Rugrats Strip Art Repeats Itself


Can you find 3 things that are the same in these 3 strips?
("Rugrats" strips, 1/12-14/99, by Kent, Harkins and Blyberg, from the Ctoons site. (c)1999 Viacom.)


Answers:

1. The theme is the same -- Angelica tells twisted versions of nursery rhymes (she holds the book upside down), with Tommy & Chuckie commenting about it in the fourth panel.

2. The art in each is different, but the art style in the first 3 panels are virtually the same.

3. The third panel in each strip has Angelica closing the book and saying "The End".


These days, in order to complete the strips in less time, artists tend to take shortcuts on some occasions. Some fill text in half the panel, with actual art in the second half of the strip (Greg Howard's Sally Forth is one example). Some have a special logo for a sequence that takes up half the strip each day in the sequence (occasionally used in Tom Armstrong's Marvin). However, the time saver used in the above sequence is rarely used in comics -- use the same art each day, or draw something close to it each day (they chose the latter). While creators sometimes do all they can to produce quality material in a restricted time period, the above sequence doesn't do wonders for the strip (in my opinion), especially at the time when many Rugrats fans denounce the strip and papers have second thoughts of picking it up. Such shottcuts are a good idea, but when they are days or, even better, weeks apart. If they are published consecutively, like they just did, readers would think that they started to get a little lazy.


Epilogue:


("Rugrats" strip, 3/9/99, by Kent, Harkins and Blyberg, from the Ctoons site. (c)1999 Viacom.)

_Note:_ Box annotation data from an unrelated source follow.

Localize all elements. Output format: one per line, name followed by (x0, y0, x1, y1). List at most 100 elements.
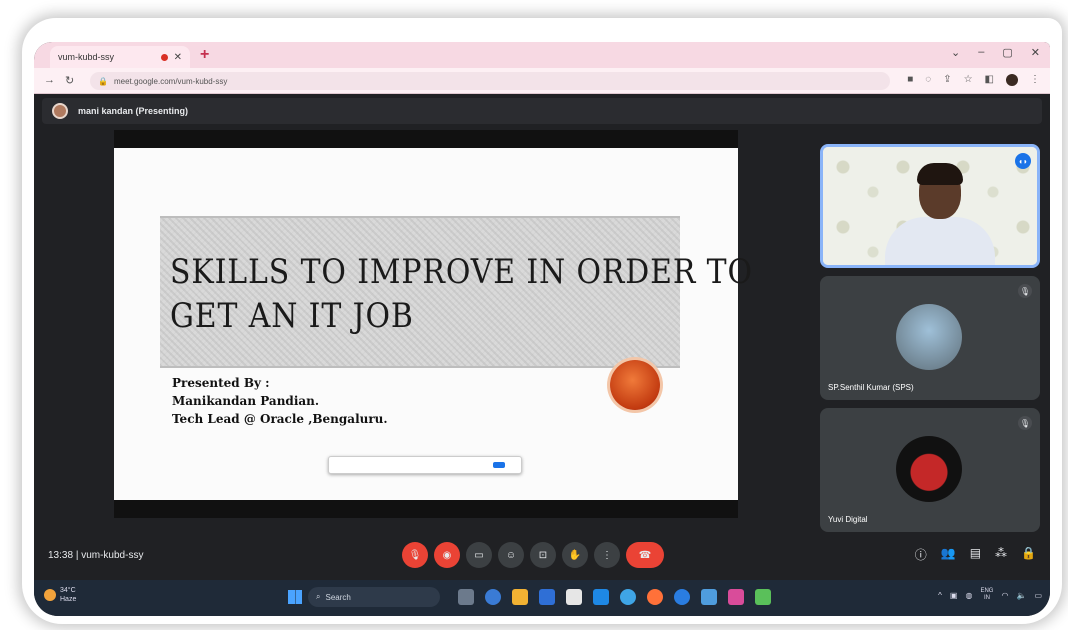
translate-icon[interactable]: ◌ (925, 74, 931, 86)
present-button[interactable]: ⊡ (530, 542, 556, 568)
star-icon[interactable]: ☆ (964, 74, 973, 86)
volume-icon[interactable]: 🔈 (1016, 591, 1026, 600)
language-indicator[interactable]: ENG IN (980, 588, 993, 602)
presenter-role: Tech Lead @ Oracle ,Bengaluru. (172, 412, 388, 426)
browser-tab[interactable]: vum-kubd-ssy ✕ (50, 46, 190, 68)
extension-icons: ■ ◌ ⇪ ☆ ◧ ⋮ (907, 74, 1040, 86)
presenting-bar: mani kandan (Presenting) (42, 98, 1042, 124)
app-icon[interactable] (566, 589, 582, 605)
host-controls-icon[interactable]: 🔒 (1021, 546, 1036, 563)
slide: SKILLS TO IMPROVE IN ORDER TO GET AN IT … (114, 148, 752, 500)
hide-button[interactable] (509, 463, 517, 467)
tray-app-icon[interactable]: ◍ (965, 591, 972, 600)
participant-tile[interactable]: 🎙 SP.Senthil Kumar (SPS) (820, 276, 1040, 400)
taskbar-search[interactable]: ⌕ Search (308, 587, 440, 607)
app-icon[interactable] (755, 589, 771, 605)
orange-seal-icon (610, 360, 660, 410)
maximize-icon[interactable]: ▢ (1002, 46, 1012, 59)
captions-button[interactable]: ▭ (466, 542, 492, 568)
meeting-info: 13:38 | vum-kubd-ssy (48, 550, 143, 561)
more-options-button[interactable]: ⋮ (594, 542, 620, 568)
battery-icon[interactable]: ▭ (1034, 591, 1042, 600)
lock-icon: 🔒 (98, 76, 108, 86)
profile-avatar[interactable] (1006, 74, 1018, 86)
menu-icon[interactable]: ⋮ (1030, 74, 1040, 86)
desktop-screen: vum-kubd-ssy ✕ + ⌄ – ▢ ✕ → ↻ 🔒 meet.goog… (34, 42, 1050, 616)
app-icon[interactable] (593, 589, 609, 605)
taskbar-apps (458, 589, 771, 605)
tray-app-icon[interactable]: ▣ (950, 591, 958, 600)
browser-address-bar: → ↻ 🔒 meet.google.com/vum-kubd-ssy ■ ◌ ⇪… (34, 68, 1050, 94)
camera-icon[interactable]: ■ (907, 74, 913, 86)
recording-dot-icon (160, 53, 168, 61)
nav-buttons: → ↻ (44, 74, 74, 87)
info-icon[interactable]: ⓘ (915, 546, 927, 563)
url-input[interactable]: 🔒 meet.google.com/vum-kubd-ssy (90, 72, 890, 90)
app-icon[interactable] (539, 589, 555, 605)
participant-name: Yuvi Digital (828, 515, 868, 524)
mic-off-icon: 🎙 (1018, 284, 1032, 298)
presenter-info: Presented By : Manikandan Pandian. Tech … (172, 374, 388, 428)
app-icon[interactable] (728, 589, 744, 605)
chat-icon[interactable]: ▤ (970, 546, 981, 563)
app-icon[interactable] (485, 589, 501, 605)
participant-video-hair (917, 163, 963, 185)
firefox-icon[interactable] (647, 589, 663, 605)
search-label: Search (325, 592, 351, 602)
windows-start-icon[interactable] (288, 590, 302, 604)
mic-toggle-button[interactable]: 🎙 (402, 542, 428, 568)
close-tab-icon[interactable]: ✕ (174, 52, 182, 63)
raise-hand-button[interactable]: ✋ (562, 542, 588, 568)
weather-widget[interactable]: 34°C Haze (44, 586, 76, 604)
mic-off-icon: 🎙 (1018, 416, 1032, 430)
wifi-icon[interactable]: ◠ (1001, 591, 1008, 600)
weather-desc: Haze (60, 596, 77, 603)
minimize-icon[interactable]: – (978, 46, 984, 59)
meeting-time: 13:38 (48, 550, 74, 561)
participant-tile-speaker[interactable]: ◖◗ (820, 144, 1040, 268)
app-icon[interactable] (458, 589, 474, 605)
call-controls: 🎙 ◉ ▭ ☺ ⊡ ✋ ⋮ ☎ (402, 542, 664, 568)
edge-icon[interactable] (620, 589, 636, 605)
slide-title-band: SKILLS TO IMPROVE IN ORDER TO GET AN IT … (160, 216, 752, 368)
slide-title-line2: GET AN IT JOB (170, 296, 414, 336)
participant-tile[interactable]: 🎙 Yuvi Digital (820, 408, 1040, 532)
participant-avatar-logo (896, 436, 962, 502)
presenting-label: mani kandan (Presenting) (78, 106, 189, 116)
tab-title: vum-kubd-ssy (58, 52, 115, 62)
url-text: meet.google.com/vum-kubd-ssy (113, 76, 228, 86)
camera-toggle-button[interactable]: ◉ (434, 542, 460, 568)
meet-control-bar: 13:38 | vum-kubd-ssy 🎙 ◉ ▭ ☺ ⊡ ✋ ⋮ ☎ ⓘ 👥… (34, 538, 1050, 574)
chrome-icon[interactable] (674, 589, 690, 605)
presented-by-label: Presented By : (172, 376, 270, 390)
emoji-button[interactable]: ☺ (498, 542, 524, 568)
leave-call-button[interactable]: ☎ (626, 542, 664, 568)
stop-sharing-button[interactable] (493, 462, 505, 468)
activities-icon[interactable]: ⁂ (995, 546, 1007, 563)
speaking-indicator-icon: ◖◗ (1015, 153, 1031, 169)
settings-icon[interactable] (701, 589, 717, 605)
share-icon[interactable]: ⇪ (943, 74, 951, 86)
reload-icon[interactable]: ↻ (65, 74, 74, 87)
window-controls: ⌄ – ▢ ✕ (951, 46, 1040, 59)
close-window-icon[interactable]: ✕ (1031, 46, 1040, 59)
chevron-down-icon[interactable]: ⌄ (951, 46, 960, 59)
screen-share-notice (328, 456, 522, 474)
system-tray: ^ ▣ ◍ ENG IN ◠ 🔈 ▭ (938, 588, 1042, 602)
participant-avatar (896, 304, 962, 370)
search-icon: ⌕ (316, 592, 321, 601)
new-tab-icon[interactable]: + (200, 46, 209, 64)
sidepanel-icon[interactable]: ◧ (985, 74, 994, 86)
presentation-area: SKILLS TO IMPROVE IN ORDER TO GET AN IT … (114, 130, 752, 518)
forward-icon[interactable]: → (44, 74, 55, 87)
folder-icon[interactable] (512, 589, 528, 605)
meeting-code: vum-kubd-ssy (81, 550, 144, 561)
browser-tab-bar: vum-kubd-ssy ✕ + ⌄ – ▢ ✕ (34, 42, 1050, 68)
people-icon[interactable]: 👥 (941, 546, 956, 563)
weather-text: 34°C Haze (60, 586, 76, 604)
weather-temp: 34°C (60, 587, 76, 594)
participant-name: SP.Senthil Kumar (SPS) (828, 383, 914, 392)
participant-video-body (885, 217, 995, 265)
chevron-up-icon[interactable]: ^ (938, 591, 942, 600)
slide-title-line1: SKILLS TO IMPROVE IN ORDER TO (170, 252, 753, 292)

On 3/9/99, Kent, Harkins & Blyberg decided to try another "Angelica's Fairy Tales" strip. This time, it was a one-time thing (the 3/8 & 3/10 strips were, as Monty Python puts it, "something completely different"). Also, even though the idea was taken from the earlier sequence, the art was different (compare this with the 3 strips above). Finally, the last panel had Angelica & Chuckie, rather than Tommy & Chuckie. Even though the art was, to a degree, different, the staff, probably at a loss for ideas, decided to go to the archives and do a strip using ideas based on older strips.